Hackers were looking for computers installed on the networks of several major tech companies, such as Cisco, Microsoft, Google, NEC, and others. These computers would receive a second more potent malware strain that worked as a backdoor into the compromised networks.

Avast said that 2.27 million users received the tainted CCleaner update back in 2017; 1,646,536 computers were infected with the first-stage Floxif trojan; but only 40 computers received the more powerful backdoor.

Avast handled the 2017 breach with grace, never using the excuse that "Piriform was hacked, not us," and kept users updated on their investigation at every step [1, 2, 3, 4] -- laying the ground for how many companies should handle security breaches.

The 2019 hack

But today, Avast disclosed a second hack. This time, the hackers breached Avast's own network, as the company migrated CCleaner to its infrastructure following the 2017 hack. Just like the last time, the hackers were looking to compromise CCleaner again.

Avast said hackers compromised an employee's VPN credentials to access a temporary VPN profile that was left active and without 2FA protection. This was their entry point inside Avast's network.

The company is still investigating this second breach but said that hackers weren't successful at pushing out a malicious CCleaner release today.

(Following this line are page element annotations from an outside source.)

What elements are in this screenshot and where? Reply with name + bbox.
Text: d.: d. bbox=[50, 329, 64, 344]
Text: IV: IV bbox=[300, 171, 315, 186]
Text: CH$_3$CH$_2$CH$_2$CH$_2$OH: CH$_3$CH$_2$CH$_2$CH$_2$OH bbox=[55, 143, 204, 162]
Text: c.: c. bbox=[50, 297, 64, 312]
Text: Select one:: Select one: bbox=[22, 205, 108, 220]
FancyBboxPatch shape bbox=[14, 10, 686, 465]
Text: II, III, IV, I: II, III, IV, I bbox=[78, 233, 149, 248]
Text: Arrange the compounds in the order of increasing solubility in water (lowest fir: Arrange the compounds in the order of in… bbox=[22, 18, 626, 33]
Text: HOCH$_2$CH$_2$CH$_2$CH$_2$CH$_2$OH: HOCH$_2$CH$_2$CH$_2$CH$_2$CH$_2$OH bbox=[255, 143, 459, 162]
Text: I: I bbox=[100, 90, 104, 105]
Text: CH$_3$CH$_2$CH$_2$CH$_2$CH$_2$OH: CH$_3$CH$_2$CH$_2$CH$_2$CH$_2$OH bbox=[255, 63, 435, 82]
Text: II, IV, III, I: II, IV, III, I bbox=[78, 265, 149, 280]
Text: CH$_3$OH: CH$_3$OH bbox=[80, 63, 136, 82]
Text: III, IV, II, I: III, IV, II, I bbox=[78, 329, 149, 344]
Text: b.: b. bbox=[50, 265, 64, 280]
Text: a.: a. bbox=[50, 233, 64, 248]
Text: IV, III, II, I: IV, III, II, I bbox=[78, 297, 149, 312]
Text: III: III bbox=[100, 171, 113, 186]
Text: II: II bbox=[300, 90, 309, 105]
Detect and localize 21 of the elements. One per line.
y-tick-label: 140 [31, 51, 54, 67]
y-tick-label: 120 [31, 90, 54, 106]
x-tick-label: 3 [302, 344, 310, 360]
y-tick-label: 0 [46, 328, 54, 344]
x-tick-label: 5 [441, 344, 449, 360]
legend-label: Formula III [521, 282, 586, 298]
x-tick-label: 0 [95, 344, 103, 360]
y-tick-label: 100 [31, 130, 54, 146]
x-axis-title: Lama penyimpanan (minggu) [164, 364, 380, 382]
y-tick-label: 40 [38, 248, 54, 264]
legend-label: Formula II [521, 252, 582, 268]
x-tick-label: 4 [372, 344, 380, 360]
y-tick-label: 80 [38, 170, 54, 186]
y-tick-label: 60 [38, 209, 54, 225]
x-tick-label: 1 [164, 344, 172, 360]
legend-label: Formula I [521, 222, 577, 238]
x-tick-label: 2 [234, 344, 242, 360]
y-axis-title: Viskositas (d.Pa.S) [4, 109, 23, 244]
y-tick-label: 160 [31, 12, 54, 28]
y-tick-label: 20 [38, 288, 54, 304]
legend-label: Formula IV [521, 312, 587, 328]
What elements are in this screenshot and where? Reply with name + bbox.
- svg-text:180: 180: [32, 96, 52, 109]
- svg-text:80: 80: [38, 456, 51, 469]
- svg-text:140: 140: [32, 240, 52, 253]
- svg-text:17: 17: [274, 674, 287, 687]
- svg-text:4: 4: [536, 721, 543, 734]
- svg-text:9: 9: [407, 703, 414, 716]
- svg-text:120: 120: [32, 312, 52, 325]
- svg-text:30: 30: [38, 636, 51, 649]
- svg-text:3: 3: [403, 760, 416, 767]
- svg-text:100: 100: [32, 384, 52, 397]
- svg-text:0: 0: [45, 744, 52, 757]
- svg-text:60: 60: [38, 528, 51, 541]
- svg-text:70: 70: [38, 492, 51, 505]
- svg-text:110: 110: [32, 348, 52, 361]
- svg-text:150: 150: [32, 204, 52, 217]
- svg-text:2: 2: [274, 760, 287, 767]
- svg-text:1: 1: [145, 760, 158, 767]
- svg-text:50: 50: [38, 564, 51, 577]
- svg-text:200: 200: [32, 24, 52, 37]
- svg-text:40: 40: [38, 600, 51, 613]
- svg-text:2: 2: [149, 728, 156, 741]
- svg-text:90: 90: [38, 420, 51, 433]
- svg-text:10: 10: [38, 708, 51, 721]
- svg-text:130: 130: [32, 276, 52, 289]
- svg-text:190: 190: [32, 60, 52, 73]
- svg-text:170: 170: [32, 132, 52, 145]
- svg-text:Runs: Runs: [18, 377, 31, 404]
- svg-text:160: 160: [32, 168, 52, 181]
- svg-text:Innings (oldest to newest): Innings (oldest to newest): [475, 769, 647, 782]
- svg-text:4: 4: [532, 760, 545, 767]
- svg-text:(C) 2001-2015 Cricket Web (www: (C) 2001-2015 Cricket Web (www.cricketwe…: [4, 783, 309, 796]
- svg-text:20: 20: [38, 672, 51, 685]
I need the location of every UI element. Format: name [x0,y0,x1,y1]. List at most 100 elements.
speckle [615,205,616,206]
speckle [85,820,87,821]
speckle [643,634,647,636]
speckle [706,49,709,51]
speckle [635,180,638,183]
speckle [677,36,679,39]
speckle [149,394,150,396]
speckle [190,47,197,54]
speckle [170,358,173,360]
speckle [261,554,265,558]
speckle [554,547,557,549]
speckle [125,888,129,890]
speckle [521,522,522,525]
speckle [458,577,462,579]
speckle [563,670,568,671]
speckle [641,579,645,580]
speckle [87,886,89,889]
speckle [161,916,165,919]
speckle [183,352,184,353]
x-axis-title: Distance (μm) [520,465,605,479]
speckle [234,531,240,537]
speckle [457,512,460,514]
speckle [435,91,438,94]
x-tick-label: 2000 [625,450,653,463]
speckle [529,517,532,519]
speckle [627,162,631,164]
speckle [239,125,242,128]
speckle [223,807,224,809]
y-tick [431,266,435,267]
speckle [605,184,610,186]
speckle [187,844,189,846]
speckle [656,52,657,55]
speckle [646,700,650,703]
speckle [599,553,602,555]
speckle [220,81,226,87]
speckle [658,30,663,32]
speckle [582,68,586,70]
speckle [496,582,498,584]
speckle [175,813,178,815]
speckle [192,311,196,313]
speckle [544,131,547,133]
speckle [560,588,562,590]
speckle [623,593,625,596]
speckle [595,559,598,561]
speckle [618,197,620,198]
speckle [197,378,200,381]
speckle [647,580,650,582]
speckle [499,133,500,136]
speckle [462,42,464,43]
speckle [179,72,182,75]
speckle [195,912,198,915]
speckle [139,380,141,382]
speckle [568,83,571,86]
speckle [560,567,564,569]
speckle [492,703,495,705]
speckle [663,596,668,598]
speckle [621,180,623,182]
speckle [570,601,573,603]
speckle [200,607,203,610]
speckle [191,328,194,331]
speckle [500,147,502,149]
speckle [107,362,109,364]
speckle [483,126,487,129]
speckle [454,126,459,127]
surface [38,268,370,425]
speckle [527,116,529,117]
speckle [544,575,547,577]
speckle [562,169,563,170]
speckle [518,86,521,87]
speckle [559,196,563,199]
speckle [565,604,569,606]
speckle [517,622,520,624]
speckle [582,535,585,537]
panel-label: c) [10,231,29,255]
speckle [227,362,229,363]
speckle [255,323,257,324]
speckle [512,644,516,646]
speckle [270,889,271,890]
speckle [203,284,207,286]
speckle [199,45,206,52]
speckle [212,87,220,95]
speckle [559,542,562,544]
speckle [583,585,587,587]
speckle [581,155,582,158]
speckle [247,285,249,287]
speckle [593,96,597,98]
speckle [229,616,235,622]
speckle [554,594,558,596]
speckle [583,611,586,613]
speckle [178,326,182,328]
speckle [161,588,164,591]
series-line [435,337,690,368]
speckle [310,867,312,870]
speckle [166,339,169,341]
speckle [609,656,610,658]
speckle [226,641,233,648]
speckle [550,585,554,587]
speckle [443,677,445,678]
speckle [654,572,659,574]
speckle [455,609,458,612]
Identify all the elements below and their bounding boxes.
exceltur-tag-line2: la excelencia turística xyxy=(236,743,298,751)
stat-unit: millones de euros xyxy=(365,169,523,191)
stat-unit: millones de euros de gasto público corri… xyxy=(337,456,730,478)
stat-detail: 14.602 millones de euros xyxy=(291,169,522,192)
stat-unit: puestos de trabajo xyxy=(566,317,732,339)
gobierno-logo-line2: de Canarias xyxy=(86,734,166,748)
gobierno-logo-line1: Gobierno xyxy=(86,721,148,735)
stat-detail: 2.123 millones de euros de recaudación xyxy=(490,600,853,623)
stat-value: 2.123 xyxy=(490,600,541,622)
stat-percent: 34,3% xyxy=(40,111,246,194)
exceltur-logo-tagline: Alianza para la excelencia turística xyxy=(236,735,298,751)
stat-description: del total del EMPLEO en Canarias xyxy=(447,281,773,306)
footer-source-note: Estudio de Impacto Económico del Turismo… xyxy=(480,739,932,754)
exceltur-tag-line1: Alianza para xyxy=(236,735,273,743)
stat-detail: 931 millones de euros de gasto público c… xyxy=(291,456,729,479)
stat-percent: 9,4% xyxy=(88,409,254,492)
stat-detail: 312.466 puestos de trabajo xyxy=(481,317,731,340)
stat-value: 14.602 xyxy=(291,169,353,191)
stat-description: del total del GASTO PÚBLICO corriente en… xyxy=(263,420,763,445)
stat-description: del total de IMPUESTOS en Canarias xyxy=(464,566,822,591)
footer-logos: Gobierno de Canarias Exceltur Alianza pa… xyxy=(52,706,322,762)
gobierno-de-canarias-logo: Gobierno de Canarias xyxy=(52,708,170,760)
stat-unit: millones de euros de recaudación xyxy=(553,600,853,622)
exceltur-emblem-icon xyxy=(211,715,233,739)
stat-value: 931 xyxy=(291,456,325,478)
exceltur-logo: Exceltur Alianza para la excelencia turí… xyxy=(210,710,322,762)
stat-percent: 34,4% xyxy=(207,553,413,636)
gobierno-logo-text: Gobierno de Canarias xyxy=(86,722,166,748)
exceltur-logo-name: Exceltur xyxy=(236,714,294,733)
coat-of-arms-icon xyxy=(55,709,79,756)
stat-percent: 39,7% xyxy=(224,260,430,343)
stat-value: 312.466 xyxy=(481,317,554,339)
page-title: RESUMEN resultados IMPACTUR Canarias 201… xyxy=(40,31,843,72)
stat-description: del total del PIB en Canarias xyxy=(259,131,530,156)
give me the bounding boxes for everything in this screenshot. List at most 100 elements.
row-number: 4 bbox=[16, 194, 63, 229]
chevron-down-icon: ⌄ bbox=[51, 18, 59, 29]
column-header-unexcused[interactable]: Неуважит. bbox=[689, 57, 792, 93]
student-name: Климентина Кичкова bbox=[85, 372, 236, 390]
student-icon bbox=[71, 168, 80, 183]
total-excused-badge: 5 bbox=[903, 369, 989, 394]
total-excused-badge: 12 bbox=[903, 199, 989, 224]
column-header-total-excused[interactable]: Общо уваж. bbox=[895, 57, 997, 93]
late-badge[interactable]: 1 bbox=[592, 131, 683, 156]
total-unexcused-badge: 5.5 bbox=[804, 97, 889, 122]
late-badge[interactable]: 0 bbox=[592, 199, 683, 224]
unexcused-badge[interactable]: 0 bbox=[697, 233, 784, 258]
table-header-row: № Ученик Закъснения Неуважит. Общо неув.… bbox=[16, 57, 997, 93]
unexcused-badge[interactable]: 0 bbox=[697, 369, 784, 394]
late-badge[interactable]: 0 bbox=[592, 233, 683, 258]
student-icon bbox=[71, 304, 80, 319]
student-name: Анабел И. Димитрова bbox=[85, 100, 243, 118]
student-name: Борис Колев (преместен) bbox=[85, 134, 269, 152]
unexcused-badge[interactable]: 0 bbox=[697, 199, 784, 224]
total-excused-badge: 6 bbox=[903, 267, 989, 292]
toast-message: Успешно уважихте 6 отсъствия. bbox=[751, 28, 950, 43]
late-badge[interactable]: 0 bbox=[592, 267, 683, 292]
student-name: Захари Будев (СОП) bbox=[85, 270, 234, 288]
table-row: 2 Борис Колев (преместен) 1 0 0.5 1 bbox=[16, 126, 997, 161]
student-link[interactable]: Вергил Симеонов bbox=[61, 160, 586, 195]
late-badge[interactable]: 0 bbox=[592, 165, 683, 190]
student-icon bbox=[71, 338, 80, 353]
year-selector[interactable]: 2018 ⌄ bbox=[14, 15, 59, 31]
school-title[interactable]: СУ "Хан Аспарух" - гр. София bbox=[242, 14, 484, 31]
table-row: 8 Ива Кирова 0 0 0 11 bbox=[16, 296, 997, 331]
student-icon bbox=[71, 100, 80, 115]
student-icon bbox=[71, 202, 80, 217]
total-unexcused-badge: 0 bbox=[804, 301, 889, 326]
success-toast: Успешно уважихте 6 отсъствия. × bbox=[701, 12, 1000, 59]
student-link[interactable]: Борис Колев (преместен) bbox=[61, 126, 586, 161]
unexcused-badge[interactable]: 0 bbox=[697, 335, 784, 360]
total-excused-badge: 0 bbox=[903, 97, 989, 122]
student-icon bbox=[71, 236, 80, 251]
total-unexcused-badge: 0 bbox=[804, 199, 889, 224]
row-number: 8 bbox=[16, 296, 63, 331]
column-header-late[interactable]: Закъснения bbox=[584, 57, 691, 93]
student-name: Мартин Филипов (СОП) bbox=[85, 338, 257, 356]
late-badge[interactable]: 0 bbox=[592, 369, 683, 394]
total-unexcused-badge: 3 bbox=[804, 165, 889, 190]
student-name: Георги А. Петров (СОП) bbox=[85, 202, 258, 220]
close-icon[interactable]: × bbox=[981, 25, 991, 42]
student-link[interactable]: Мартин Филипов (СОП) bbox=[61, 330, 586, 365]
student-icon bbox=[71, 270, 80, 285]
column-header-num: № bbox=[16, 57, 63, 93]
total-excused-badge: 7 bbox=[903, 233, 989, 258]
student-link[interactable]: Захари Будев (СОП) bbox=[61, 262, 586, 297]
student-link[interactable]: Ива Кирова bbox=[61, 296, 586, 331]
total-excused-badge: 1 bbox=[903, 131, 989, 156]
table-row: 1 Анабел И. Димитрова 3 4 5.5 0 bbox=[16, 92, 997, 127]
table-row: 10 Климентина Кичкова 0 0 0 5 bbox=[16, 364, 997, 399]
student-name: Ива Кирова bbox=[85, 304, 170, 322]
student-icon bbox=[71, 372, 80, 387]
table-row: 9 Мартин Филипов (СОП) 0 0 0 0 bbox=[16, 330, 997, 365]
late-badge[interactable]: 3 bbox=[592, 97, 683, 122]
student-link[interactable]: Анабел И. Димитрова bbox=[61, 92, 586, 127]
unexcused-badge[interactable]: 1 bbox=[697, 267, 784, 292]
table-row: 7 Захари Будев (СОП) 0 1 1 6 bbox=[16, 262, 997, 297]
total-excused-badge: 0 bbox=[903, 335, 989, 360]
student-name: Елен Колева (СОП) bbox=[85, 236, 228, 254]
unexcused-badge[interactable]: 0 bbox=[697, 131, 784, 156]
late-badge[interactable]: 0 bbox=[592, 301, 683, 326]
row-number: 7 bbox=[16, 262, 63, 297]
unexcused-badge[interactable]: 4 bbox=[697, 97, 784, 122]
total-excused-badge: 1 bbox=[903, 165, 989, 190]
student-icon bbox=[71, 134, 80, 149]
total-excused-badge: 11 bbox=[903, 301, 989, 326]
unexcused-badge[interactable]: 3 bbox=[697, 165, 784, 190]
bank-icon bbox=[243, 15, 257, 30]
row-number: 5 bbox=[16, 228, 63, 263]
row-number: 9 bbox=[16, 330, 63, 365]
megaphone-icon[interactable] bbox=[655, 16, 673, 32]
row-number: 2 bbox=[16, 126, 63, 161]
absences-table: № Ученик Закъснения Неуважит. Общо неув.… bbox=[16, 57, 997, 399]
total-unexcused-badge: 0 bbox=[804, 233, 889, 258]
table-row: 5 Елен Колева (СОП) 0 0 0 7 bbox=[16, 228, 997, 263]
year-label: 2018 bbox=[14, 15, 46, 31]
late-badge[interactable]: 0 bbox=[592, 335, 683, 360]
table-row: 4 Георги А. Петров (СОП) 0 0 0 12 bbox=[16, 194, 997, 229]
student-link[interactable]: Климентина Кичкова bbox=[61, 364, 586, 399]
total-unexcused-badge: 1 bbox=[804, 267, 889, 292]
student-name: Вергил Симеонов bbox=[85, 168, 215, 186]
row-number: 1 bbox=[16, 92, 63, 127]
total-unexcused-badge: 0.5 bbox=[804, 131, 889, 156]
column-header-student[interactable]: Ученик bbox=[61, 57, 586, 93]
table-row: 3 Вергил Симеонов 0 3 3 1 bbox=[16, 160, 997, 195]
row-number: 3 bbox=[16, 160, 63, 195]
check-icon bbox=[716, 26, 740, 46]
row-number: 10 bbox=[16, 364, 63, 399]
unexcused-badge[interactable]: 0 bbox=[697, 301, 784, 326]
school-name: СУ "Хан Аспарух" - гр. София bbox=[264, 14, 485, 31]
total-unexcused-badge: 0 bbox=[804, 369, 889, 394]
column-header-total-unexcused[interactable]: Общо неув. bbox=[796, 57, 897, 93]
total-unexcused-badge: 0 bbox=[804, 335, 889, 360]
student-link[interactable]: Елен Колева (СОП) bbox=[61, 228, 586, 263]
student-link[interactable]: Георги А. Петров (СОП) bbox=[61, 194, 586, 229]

While Avast refrained from attributing the attack to any threat actor, the Czech Security Information Service (BIS), the country's intelligence service, said in a press release today that Chinese hackers were behind this attack, just like in the first.

More than a registry cleaner

In the light of this second hack, many users have expressed their opinions today, claiming that Avast should just retire CCleaner, as the app is only a magnet for state-sponsored hackers, and that the app has no real purpose (many consider registry cleaner apps as being useless or plain harmful).

However, as previously stated in this article, today, CCleaner is more than just a "useless" registry cleaner. The app now supports remote management features, hard drive defragmentation, email alerts, cloud-based management features, and many more. It's an all-in-one system administration toolkit, and one very good at its job, if we're to look at its download numbers.

The app's gigantic userbase makes CCleaner a perfect target for supply-chain attacks. However, this huge userbase is also the reason why Avast bought it in the first place.

Avast's plan of attack involves bolstering its security. As the company told ZDNet, the threats it's facing are no different than what its competitors are facing.

For example, TeamViewer, which offers an eponymously named product, also suffered a security breach at the hands of Chinese hackers back in 2016. As long as an app is good at its job, hackers are going to keep coming.

"We believe all global software companies, including both Microsoft and us at Avast, will need to continue to vigilantly protect our networks from attacks by those who seek to damage us and our users," Avast told us.

But Avast and TeamViewer aren't the only companies that have been targeted only to serve as a jumping point into the network of other companies.

Supply-chain attacks are today's top threat, and government agencies in the US and France have recently issued alerts about an ongoing campaign perpetrated by Chinese hackers. Such attacks are likely to continue for the coming years, especially as most companies migrate their infrastructure to centrally-managed cloud-based systems.